La spiegazione di Melanie Neeland, immunologa del Murdoch Children’s Research Institute di Melbourne, che ha studiato la famiglia, è che la risposta immunitaria dei bambini può essere talmente rapida ed efficace da "spegnere il virus prima che sia in grado di replicarsi nella quantità necessaria per essere rilevato con il tampone".

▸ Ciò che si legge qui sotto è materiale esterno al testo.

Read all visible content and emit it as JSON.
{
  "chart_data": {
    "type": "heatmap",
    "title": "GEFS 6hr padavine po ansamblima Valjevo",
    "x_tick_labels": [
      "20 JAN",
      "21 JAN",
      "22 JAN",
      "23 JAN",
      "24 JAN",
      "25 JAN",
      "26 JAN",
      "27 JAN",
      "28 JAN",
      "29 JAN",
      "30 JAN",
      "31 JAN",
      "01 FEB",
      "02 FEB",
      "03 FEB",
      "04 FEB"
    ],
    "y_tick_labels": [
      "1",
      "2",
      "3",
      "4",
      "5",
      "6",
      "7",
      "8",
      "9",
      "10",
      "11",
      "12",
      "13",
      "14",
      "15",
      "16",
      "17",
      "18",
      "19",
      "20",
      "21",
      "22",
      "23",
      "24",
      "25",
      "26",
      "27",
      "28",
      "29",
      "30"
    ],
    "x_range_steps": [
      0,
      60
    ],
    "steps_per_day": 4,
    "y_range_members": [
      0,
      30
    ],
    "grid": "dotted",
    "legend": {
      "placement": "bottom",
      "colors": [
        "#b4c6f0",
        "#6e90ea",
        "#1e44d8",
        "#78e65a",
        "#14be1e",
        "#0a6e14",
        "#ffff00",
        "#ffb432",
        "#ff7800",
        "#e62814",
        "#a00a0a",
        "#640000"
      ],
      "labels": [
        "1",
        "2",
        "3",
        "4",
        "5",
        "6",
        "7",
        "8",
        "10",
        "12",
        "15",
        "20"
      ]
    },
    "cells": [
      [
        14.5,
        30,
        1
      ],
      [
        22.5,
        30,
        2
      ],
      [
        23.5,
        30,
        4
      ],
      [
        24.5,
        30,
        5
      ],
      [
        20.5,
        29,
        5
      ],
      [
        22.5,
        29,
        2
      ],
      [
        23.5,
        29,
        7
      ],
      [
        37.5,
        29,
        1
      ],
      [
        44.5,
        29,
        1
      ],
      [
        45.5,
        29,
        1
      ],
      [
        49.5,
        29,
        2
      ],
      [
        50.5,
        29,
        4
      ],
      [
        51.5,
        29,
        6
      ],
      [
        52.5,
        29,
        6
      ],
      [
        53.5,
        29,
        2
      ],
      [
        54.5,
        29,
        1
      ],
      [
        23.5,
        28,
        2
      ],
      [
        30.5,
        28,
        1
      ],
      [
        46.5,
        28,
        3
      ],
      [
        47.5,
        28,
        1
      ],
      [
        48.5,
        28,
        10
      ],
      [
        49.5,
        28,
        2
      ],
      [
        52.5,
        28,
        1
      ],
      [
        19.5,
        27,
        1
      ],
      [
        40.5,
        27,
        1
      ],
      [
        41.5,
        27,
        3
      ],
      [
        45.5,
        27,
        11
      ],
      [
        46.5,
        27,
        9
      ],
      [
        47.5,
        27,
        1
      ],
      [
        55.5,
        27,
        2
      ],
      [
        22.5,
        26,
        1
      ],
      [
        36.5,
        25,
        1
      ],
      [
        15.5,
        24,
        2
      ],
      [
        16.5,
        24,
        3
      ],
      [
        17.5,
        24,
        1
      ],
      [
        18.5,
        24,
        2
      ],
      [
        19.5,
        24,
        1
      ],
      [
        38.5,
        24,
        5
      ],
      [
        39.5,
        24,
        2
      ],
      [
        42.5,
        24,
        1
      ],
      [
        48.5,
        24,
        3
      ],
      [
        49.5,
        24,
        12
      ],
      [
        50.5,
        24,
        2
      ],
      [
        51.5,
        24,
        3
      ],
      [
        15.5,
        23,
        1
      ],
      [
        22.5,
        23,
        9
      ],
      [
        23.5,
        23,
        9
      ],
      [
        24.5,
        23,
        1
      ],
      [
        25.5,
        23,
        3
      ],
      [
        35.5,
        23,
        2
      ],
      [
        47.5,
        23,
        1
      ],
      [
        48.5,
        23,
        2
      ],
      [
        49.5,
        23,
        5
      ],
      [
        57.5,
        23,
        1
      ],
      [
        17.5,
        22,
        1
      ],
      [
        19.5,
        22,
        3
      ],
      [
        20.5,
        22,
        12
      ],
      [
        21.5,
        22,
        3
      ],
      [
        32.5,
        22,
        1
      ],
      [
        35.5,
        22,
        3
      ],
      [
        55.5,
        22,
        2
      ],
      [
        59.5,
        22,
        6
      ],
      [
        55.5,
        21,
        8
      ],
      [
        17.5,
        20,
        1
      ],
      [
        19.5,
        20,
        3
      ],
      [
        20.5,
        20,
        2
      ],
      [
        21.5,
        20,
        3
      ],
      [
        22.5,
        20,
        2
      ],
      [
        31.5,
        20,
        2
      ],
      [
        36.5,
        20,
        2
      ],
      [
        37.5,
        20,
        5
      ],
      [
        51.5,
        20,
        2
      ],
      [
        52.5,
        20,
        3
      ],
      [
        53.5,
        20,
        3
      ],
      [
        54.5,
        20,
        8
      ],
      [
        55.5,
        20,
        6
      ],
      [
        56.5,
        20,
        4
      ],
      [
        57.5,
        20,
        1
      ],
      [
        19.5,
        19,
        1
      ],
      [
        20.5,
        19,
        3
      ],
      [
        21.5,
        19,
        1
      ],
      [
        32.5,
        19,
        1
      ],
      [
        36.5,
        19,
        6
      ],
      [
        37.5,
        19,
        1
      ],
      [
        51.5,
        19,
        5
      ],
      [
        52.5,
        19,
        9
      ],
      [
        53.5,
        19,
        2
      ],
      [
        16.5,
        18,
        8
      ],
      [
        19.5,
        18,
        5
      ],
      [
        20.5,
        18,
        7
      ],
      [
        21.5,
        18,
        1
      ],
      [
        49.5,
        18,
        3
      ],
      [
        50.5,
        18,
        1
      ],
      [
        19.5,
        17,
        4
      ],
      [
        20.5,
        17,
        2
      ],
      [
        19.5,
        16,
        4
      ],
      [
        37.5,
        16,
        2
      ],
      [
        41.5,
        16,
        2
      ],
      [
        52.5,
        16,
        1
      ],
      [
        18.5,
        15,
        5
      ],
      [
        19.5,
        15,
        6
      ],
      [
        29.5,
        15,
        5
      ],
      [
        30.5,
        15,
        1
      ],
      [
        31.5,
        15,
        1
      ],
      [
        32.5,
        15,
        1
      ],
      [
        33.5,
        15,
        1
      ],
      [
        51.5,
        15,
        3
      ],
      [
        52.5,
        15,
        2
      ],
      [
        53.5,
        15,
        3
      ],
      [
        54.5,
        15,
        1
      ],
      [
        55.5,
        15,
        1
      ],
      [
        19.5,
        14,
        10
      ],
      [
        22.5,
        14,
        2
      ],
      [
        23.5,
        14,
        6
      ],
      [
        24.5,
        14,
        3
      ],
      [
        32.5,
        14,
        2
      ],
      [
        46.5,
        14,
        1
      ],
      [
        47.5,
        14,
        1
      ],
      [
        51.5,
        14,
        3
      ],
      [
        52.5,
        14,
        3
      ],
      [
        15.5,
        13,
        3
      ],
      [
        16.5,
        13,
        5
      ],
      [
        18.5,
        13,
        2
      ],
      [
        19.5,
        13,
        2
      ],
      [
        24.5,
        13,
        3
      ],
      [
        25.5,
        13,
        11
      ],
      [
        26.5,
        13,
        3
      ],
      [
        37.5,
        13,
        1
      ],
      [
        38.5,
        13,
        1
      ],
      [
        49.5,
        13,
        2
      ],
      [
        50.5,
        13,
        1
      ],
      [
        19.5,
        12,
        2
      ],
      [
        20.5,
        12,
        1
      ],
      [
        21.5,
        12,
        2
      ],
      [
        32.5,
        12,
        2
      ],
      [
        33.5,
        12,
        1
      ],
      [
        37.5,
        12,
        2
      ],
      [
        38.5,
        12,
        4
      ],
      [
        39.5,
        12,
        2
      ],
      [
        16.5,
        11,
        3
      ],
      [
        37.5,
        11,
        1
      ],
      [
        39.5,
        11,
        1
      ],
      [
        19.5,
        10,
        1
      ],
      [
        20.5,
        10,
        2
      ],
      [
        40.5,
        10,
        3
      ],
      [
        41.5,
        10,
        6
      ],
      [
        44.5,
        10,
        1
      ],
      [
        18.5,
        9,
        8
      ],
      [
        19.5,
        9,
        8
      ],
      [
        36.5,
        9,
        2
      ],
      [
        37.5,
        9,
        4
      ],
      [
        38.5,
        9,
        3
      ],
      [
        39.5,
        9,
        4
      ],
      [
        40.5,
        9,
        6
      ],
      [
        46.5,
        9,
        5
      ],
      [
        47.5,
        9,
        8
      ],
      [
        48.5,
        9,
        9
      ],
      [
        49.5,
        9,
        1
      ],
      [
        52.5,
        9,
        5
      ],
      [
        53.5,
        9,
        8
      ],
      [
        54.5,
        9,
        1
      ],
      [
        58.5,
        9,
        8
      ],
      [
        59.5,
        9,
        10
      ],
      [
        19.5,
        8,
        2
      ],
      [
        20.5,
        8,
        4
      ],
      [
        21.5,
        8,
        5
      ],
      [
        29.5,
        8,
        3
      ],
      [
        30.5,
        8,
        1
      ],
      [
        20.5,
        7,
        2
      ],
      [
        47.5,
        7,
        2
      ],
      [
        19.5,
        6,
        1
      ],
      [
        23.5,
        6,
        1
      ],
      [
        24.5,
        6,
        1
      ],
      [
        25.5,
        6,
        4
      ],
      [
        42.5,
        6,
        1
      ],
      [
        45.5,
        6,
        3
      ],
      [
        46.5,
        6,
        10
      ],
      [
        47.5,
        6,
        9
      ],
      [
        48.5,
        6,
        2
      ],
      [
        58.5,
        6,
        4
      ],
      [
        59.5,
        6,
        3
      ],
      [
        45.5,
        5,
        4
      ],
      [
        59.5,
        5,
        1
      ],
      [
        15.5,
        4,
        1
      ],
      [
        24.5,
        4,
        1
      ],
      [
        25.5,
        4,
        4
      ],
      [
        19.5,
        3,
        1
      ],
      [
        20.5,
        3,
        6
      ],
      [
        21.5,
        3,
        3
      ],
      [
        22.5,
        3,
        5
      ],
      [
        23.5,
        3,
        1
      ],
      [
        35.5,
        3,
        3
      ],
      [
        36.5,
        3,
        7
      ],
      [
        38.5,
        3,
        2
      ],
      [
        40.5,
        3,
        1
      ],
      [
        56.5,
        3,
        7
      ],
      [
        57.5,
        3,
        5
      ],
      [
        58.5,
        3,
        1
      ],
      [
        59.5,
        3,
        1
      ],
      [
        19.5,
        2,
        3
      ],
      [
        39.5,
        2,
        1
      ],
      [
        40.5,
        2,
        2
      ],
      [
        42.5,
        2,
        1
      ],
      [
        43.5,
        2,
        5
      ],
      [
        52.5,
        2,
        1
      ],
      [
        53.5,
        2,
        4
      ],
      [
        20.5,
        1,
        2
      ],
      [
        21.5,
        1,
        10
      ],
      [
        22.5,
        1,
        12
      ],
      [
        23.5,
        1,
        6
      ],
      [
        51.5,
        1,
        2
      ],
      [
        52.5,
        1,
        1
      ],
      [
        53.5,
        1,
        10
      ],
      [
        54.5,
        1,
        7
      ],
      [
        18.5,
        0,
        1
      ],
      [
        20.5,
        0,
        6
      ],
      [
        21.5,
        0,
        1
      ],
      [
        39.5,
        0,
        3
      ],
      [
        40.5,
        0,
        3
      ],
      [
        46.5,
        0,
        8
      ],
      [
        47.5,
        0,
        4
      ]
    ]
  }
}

Un'altra ipotesi spesso citata a supporto della maggiore capacità di risposta dei bambini è legata al fenomeno della cross-reattività: i più piccoli sono frequentemente colpiti dal comuni coronavirus che causano il raffreddore e gli anticorpi potrebbero offrire una certa protezione anche davanti a SARS-CoV-2. I bambini esprimono inoltre una minore quantità del recettore ACE2, utilizzato dal virus per accedere alle cellule attraverso l'interazione con la proteina Spike, e anche questo contribuisce a spiegare perché l'infezione è più lieve.
Abbiamo chiesto al direttore del dipartimento di Pediatrico universitario-ospedaliero dell'ospedale Bambino Gesù di Roma di intervenire sul tema. "Sono stati effettuati molti studi - spiega il professor Rossi - ma in realtà una ragione precisa non è stata ancora identificata. Un fattore è sicuramente il sistema immunitario dei bambini che è più vergine, più naive rispetto a quello degli adulti e risponde meglio alla sfida di questo virus e questo è stato dimostrato in alcuni studi di coorte. Un'altra possibilità è che la circolazione degli altri coronavirus tra i bambini abbia determinato una preparazione maggiore a sviluppare anticorpi efficaci".
E al riguardo un articolo pubblicato su Nature Immunology dimostra che la cross-reattività decresce con l'avanzare dell'età fino a risultare addirittura assente tra gli anziani.
"Ci sono poi fattori genetici - prosegue Rossi - come la mancanza dell'ormone androgene che induce l’espressione del recettore ACE2 e probabilmente ce ne sono altri, come i polimorfismi e la maturazione di questi recettori, che non sono ancora stati identificati in modo puntuale. E' una ricerca che va fatta perché offrirebbe informazioni preziose anche sull'adulto".